Vocation of the Laity

June 8, 2014

We are coming to the close of our 50-day Easter journey this weekend with the celebration of Pentecost. This day in which the Holy Spirit descended upon the apostles is seen as the “birthday of the Church.”

In our ongoing efforts to understand this wonderful gift/responsibility we have received, I invite you to consider the wisdom and challenge presented by article 33 from Vatican II’s The Dogmatic Constitution on the Church:

“Gathered together in the people of God and established in the one body of Christ under one head, the laity, whoever they are, are called as living members to apply to the building up of the church and to its continual sanctification all the powers which they have received from the goodness of the Creator and from the grace of the Redeemer.”
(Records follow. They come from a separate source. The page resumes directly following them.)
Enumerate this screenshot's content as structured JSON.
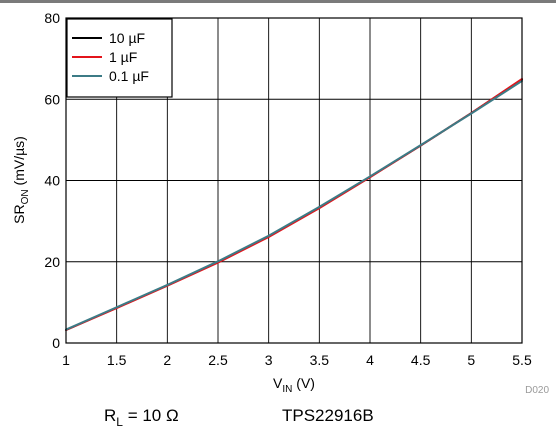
{
  "chart_data": {
    "type": "line",
    "xlabel": {
      "main": "V",
      "sub": "IN",
      "rest": " (V)"
    },
    "ylabel": {
      "main": "SR",
      "sub": "ON",
      "rest": " (mV/µs)"
    },
    "xlim": [
      1,
      5.5
    ],
    "ylim": [
      0,
      80
    ],
    "xticks": [
      1,
      1.5,
      2,
      2.5,
      3,
      3.5,
      4,
      4.5,
      5,
      5.5
    ],
    "xtick_labels": [
      "1",
      "1.5",
      "2",
      "2.5",
      "3",
      "3.5",
      "4",
      "4.5",
      "5",
      "5.5"
    ],
    "yticks": [
      0,
      20,
      40,
      60,
      80
    ],
    "ytick_labels": [
      "0",
      "20",
      "40",
      "60",
      "80"
    ],
    "grid": true,
    "legend_position": "top-left",
    "x": [
      1,
      1.5,
      2,
      2.5,
      3,
      3.5,
      4,
      4.5,
      5,
      5.5
    ],
    "series": [
      {
        "name": "10 µF",
        "color": "#000000",
        "values": [
          3.2,
          8.7,
          14.2,
          19.9,
          26.2,
          33.3,
          40.9,
          48.6,
          56.6,
          64.9
        ]
      },
      {
        "name": "1 µF",
        "color": "#e3141b",
        "values": [
          3.2,
          8.6,
          14.1,
          19.8,
          26.1,
          33.2,
          40.8,
          48.6,
          56.6,
          65.0
        ]
      },
      {
        "name": "0.1 µF",
        "color": "#3c7b86",
        "values": [
          3.3,
          8.8,
          14.3,
          20.1,
          26.4,
          33.5,
          41.0,
          48.7,
          56.5,
          64.5
        ]
      }
    ],
    "figure_id": "D020"
  },
  "conditions": {
    "load": {
      "main": "R",
      "sub": "L",
      "rest": " = 10 Ω"
    },
    "device": "TPS22916B"
  }
}
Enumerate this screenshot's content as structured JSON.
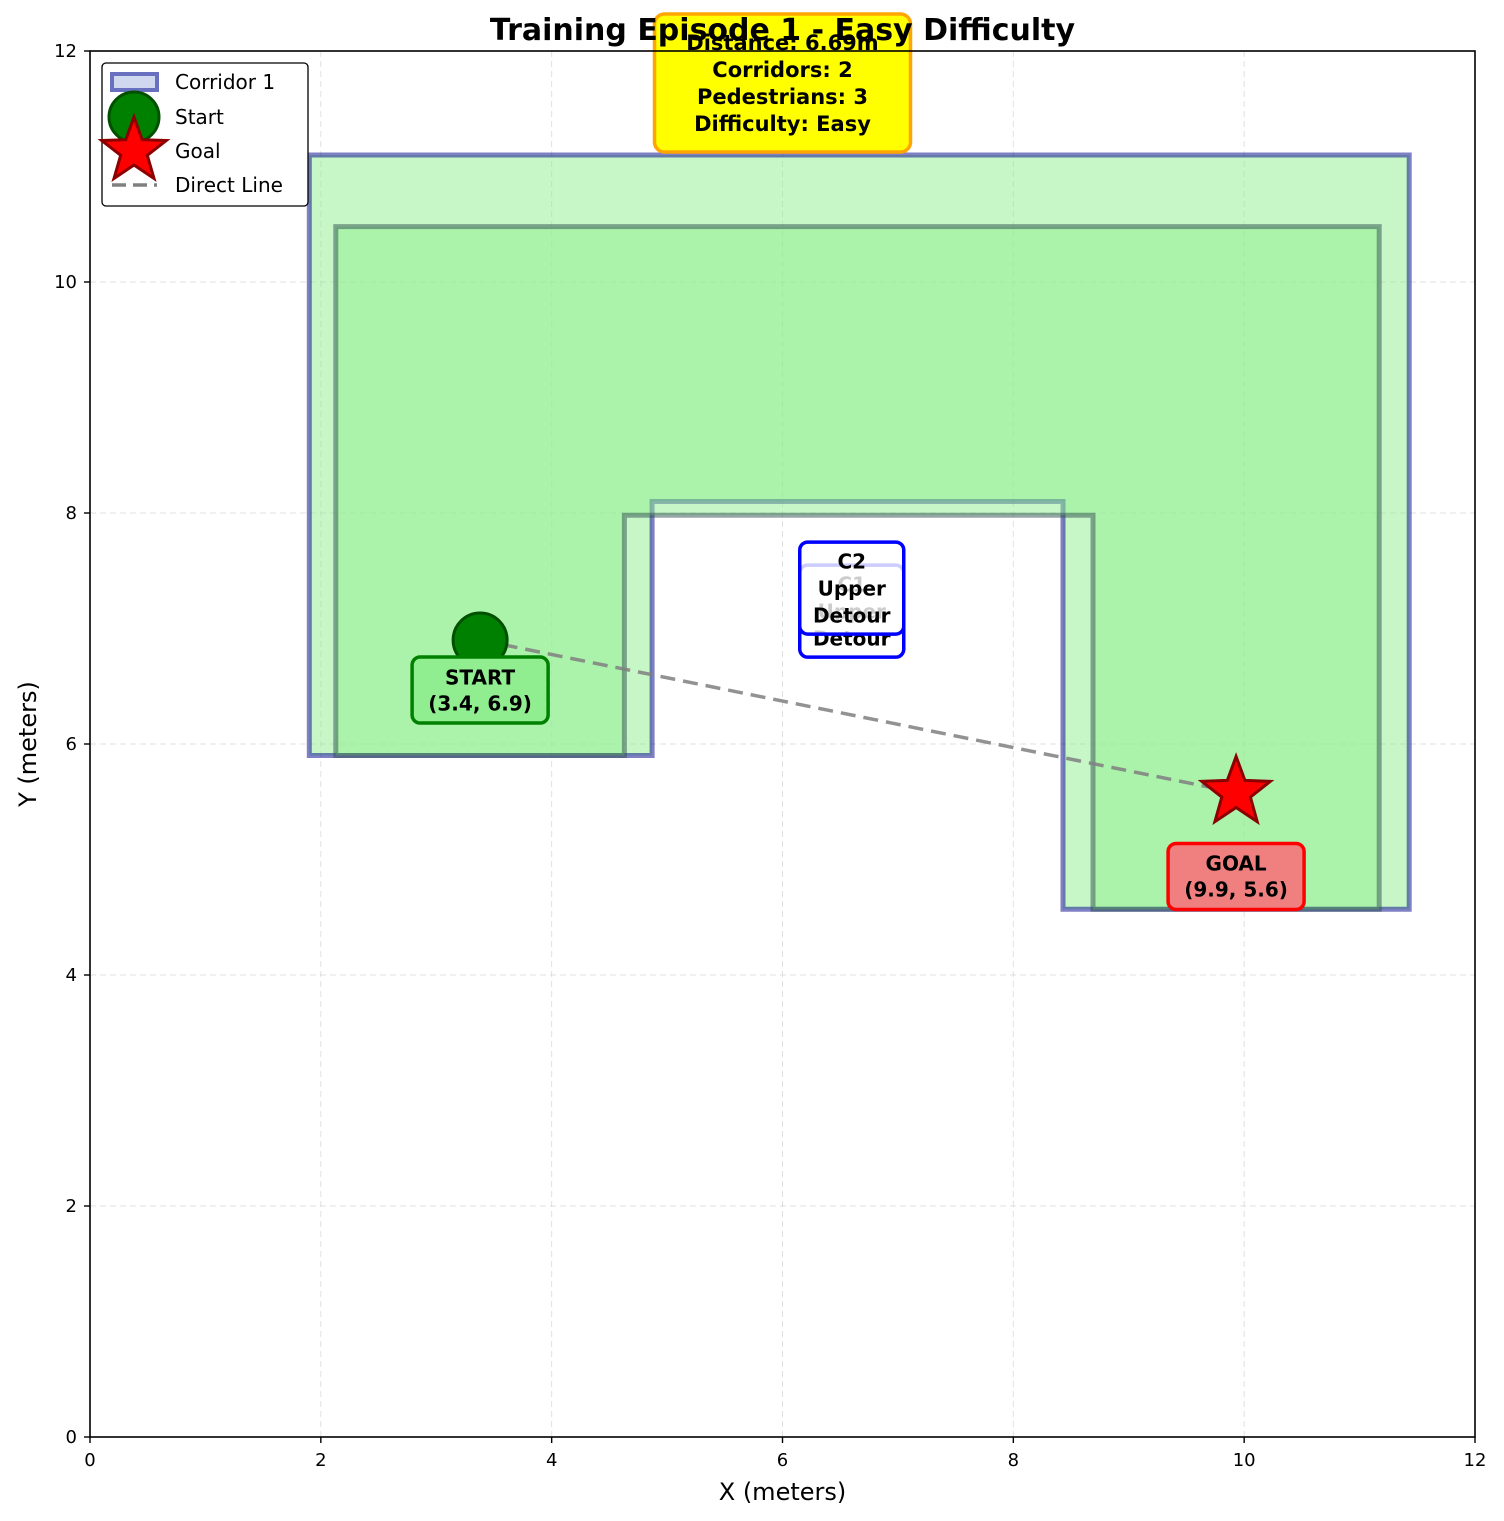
{
  "chart_data": {
    "type": "scatter",
    "title": "Training Episode 1 - Easy Difficulty",
    "xlabel": "X (meters)",
    "ylabel": "Y (meters)",
    "xlim": [
      0,
      12
    ],
    "ylim": [
      0,
      12
    ],
    "xticks": [
      0,
      2,
      4,
      6,
      8,
      10,
      12
    ],
    "yticks": [
      0,
      2,
      4,
      6,
      8,
      10,
      12
    ],
    "grid": true,
    "legend_position": "top-left",
    "legend": [
      {
        "label": "Corridor 1",
        "kind": "patch"
      },
      {
        "label": "Start",
        "kind": "circle"
      },
      {
        "label": "Goal",
        "kind": "star"
      },
      {
        "label": "Direct Line",
        "kind": "dashed-line"
      }
    ],
    "corridors": [
      {
        "name": "Corridor 1",
        "label_lines": [
          "C1",
          "Upper",
          "Detour"
        ],
        "label_at": [
          6.6,
          7.15
        ],
        "fill": "#90ee90",
        "fill_opacity": 0.5,
        "edge": "#00008b",
        "polygon": [
          [
            1.9,
            5.9
          ],
          [
            4.87,
            5.9
          ],
          [
            4.87,
            8.1
          ],
          [
            8.43,
            8.1
          ],
          [
            8.43,
            4.57
          ],
          [
            11.43,
            4.57
          ],
          [
            11.43,
            11.1
          ],
          [
            1.9,
            11.1
          ]
        ]
      },
      {
        "name": "C2",
        "label_lines": [
          "C2",
          "Upper",
          "Detour"
        ],
        "label_at": [
          6.6,
          7.35
        ],
        "fill": "#90ee90",
        "fill_opacity": 0.5,
        "edge": "#2f4f4f",
        "polygon": [
          [
            2.13,
            5.9
          ],
          [
            4.63,
            5.9
          ],
          [
            4.63,
            7.98
          ],
          [
            8.69,
            7.98
          ],
          [
            8.69,
            4.57
          ],
          [
            11.17,
            4.57
          ],
          [
            11.17,
            10.48
          ],
          [
            2.13,
            10.48
          ]
        ]
      }
    ],
    "start": {
      "x": 3.38,
      "y": 6.9,
      "label_lines": [
        "START",
        "(3.4, 6.9)"
      ],
      "color": "#008000"
    },
    "goal": {
      "x": 9.93,
      "y": 5.58,
      "label_lines": [
        "GOAL",
        "(9.9, 5.6)"
      ],
      "color": "#ff0000"
    },
    "direct_line": {
      "from": [
        3.38,
        6.9
      ],
      "to": [
        9.93,
        5.58
      ],
      "color": "#808080"
    },
    "info_box": {
      "lines": [
        "Distance: 6.69m",
        "Corridors: 2",
        "Pedestrians: 3",
        "Difficulty: Easy"
      ],
      "x": 6.0,
      "fill": "#ffff00",
      "edge": "#ffa500"
    }
  }
}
The apostolate of the laity is a sharing in the church’s saving mission. Through Baptism and Confirmation all are appointed to this apostolate by the Lord himself. Moreover, by the sacraments, and especially by the sacred Eucharist, that love of God and humanity which is the soul of the entire apostolate is communicated and nourished. The laity, however, are given this special vocation: to make the church present and fruitful in those places and circumstances where it is only through them that it can become the salt of the earth. Thus, all lay people, through the gifts which they have received, are at once the witnesses and the living instruments of the mission of the church itself ‘according to the measure of Christ’s gift’ (Eph 4:7).

All the laity, then, have the exalted duty of working for the ever greater extension of the divine plan of salvation to all people of every time and every place. Every opportunity should therefore be given them to share zealously in the salvific work of the church according to their ability and the needs of the times.”
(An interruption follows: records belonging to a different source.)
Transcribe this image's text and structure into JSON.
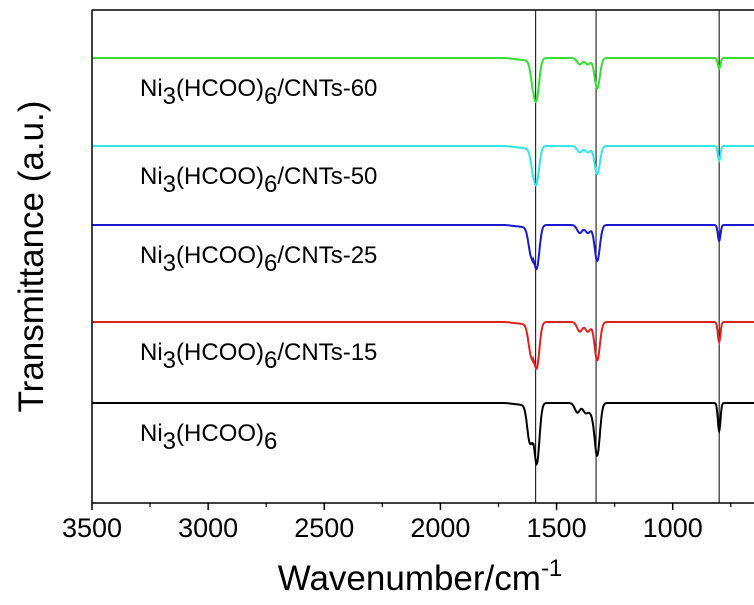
{
  "chart_data": {
    "type": "line",
    "title": "",
    "xlabel": "Wavenumber/cm",
    "xlabel_sup": "-1",
    "ylabel": "Transmittance (a.u.)",
    "xlim": [
      3500,
      650
    ],
    "x_reversed": true,
    "x_ticks": [
      3500,
      3000,
      2500,
      2000,
      1500,
      1000
    ],
    "y_ticks_shown": false,
    "grid": false,
    "legend": "inline labels, left of each trace",
    "reference_lines_x": [
      1590,
      1330,
      800
    ],
    "series": [
      {
        "name": "Ni3(HCOO)6/CNTs-60",
        "label_parts": [
          "Ni",
          "3",
          "(HCOO)",
          "6",
          "/CNTs-60"
        ],
        "color": "#33dd33",
        "baseline": 4,
        "dips": [
          [
            1600,
            0.25
          ],
          [
            1585,
            0.42
          ],
          [
            1400,
            0.08
          ],
          [
            1365,
            0.08
          ],
          [
            1325,
            0.38
          ],
          [
            800,
            0.13
          ]
        ]
      },
      {
        "name": "Ni3(HCOO)6/CNTs-50",
        "label_parts": [
          "Ni",
          "3",
          "(HCOO)",
          "6",
          "/CNTs-50"
        ],
        "color": "#33e6e6",
        "baseline": 3,
        "dips": [
          [
            1600,
            0.22
          ],
          [
            1585,
            0.38
          ],
          [
            1400,
            0.08
          ],
          [
            1365,
            0.08
          ],
          [
            1325,
            0.35
          ],
          [
            800,
            0.18
          ]
        ]
      },
      {
        "name": "Ni3(HCOO)6/CNTs-25",
        "label_parts": [
          "Ni",
          "3",
          "(HCOO)",
          "6",
          "/CNTs-25"
        ],
        "color": "#1a1acc",
        "baseline": 2,
        "dips": [
          [
            1610,
            0.32
          ],
          [
            1585,
            0.52
          ],
          [
            1400,
            0.1
          ],
          [
            1365,
            0.1
          ],
          [
            1325,
            0.45
          ],
          [
            800,
            0.2
          ]
        ]
      },
      {
        "name": "Ni3(HCOO)6/CNTs-15",
        "label_parts": [
          "Ni",
          "3",
          "(HCOO)",
          "6",
          "/CNTs-15"
        ],
        "color": "#dd2222",
        "baseline": 1,
        "dips": [
          [
            1610,
            0.35
          ],
          [
            1585,
            0.55
          ],
          [
            1400,
            0.12
          ],
          [
            1365,
            0.12
          ],
          [
            1325,
            0.48
          ],
          [
            800,
            0.25
          ]
        ]
      },
      {
        "name": "Ni3(HCOO)6",
        "label_parts": [
          "Ni",
          "3",
          "(HCOO)",
          "6",
          ""
        ],
        "color": "#000000",
        "baseline": 0,
        "dips": [
          [
            1615,
            0.45
          ],
          [
            1585,
            0.75
          ],
          [
            1410,
            0.12
          ],
          [
            1375,
            0.12
          ],
          [
            1350,
            0.1
          ],
          [
            1325,
            0.65
          ],
          [
            800,
            0.35
          ]
        ]
      }
    ]
  }
}
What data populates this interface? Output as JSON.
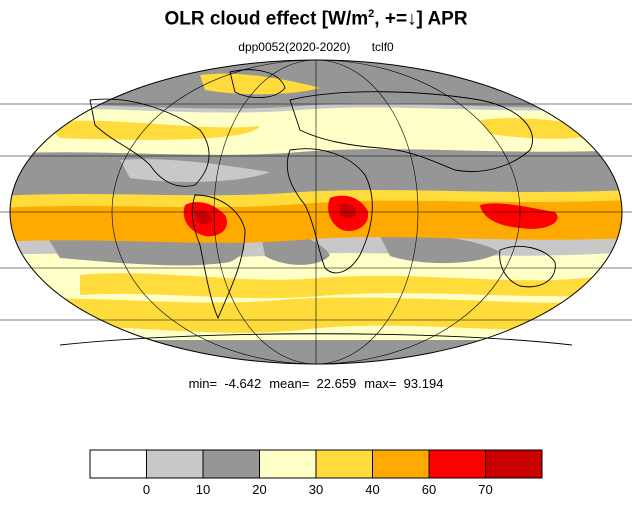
{
  "title": {
    "prefix": "OLR cloud effect [W/m",
    "superscript": "2",
    "suffix": ", +=↓]  APR"
  },
  "subtitle": {
    "experiment": "dpp0052(2020-2020)",
    "variable": "tclf0"
  },
  "stats": {
    "min": "min=  -4.642",
    "mean": "mean=  22.659",
    "max": "max=  93.194"
  },
  "colorbar": {
    "colors": [
      "#ffffff",
      "#c8c8c8",
      "#969696",
      "#ffffc8",
      "#ffdc3c",
      "#ffaa00",
      "#ff0000",
      "#c80000"
    ],
    "tick_labels": [
      "0",
      "10",
      "20",
      "30",
      "40",
      "60",
      "70"
    ]
  },
  "map": {
    "projection": "mollweide",
    "ocean_or_land_fill": "#c8c8c8",
    "coastline_color": "#000000"
  }
}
Yes, all Christians are called to continue Jesus’ good work through their membership in the Church.

This is an inherent responsibility received at Baptism. If someone says that they can be a good Christian and/or Catholic and do not have to be active within the Church, simply tell them that they are wrong. Invite them to read the Acts of the Apostles (which we have reflected on throughout the Easter season) and the documents of the Second Vatican Council. Clearly and decisively, God calls every Christian to actively support the Church. All have gifts to share.

Granted, how to live out this responsibility can indeed be a challenge, especially during the recent trying times within our local Church. However, our obligation to support the Church does not end because of our struggles with the leadership. All of us make up the Church. Remember, we are only as strong as our weakest member. Therefore, inactive or passive members need to be brought back home; and, active members need to be inspired to continue their efforts. We all must take our place at the table. Together we build the kingdom here on earth.

May the Holy Spirit continue to guide our efforts to be the Church!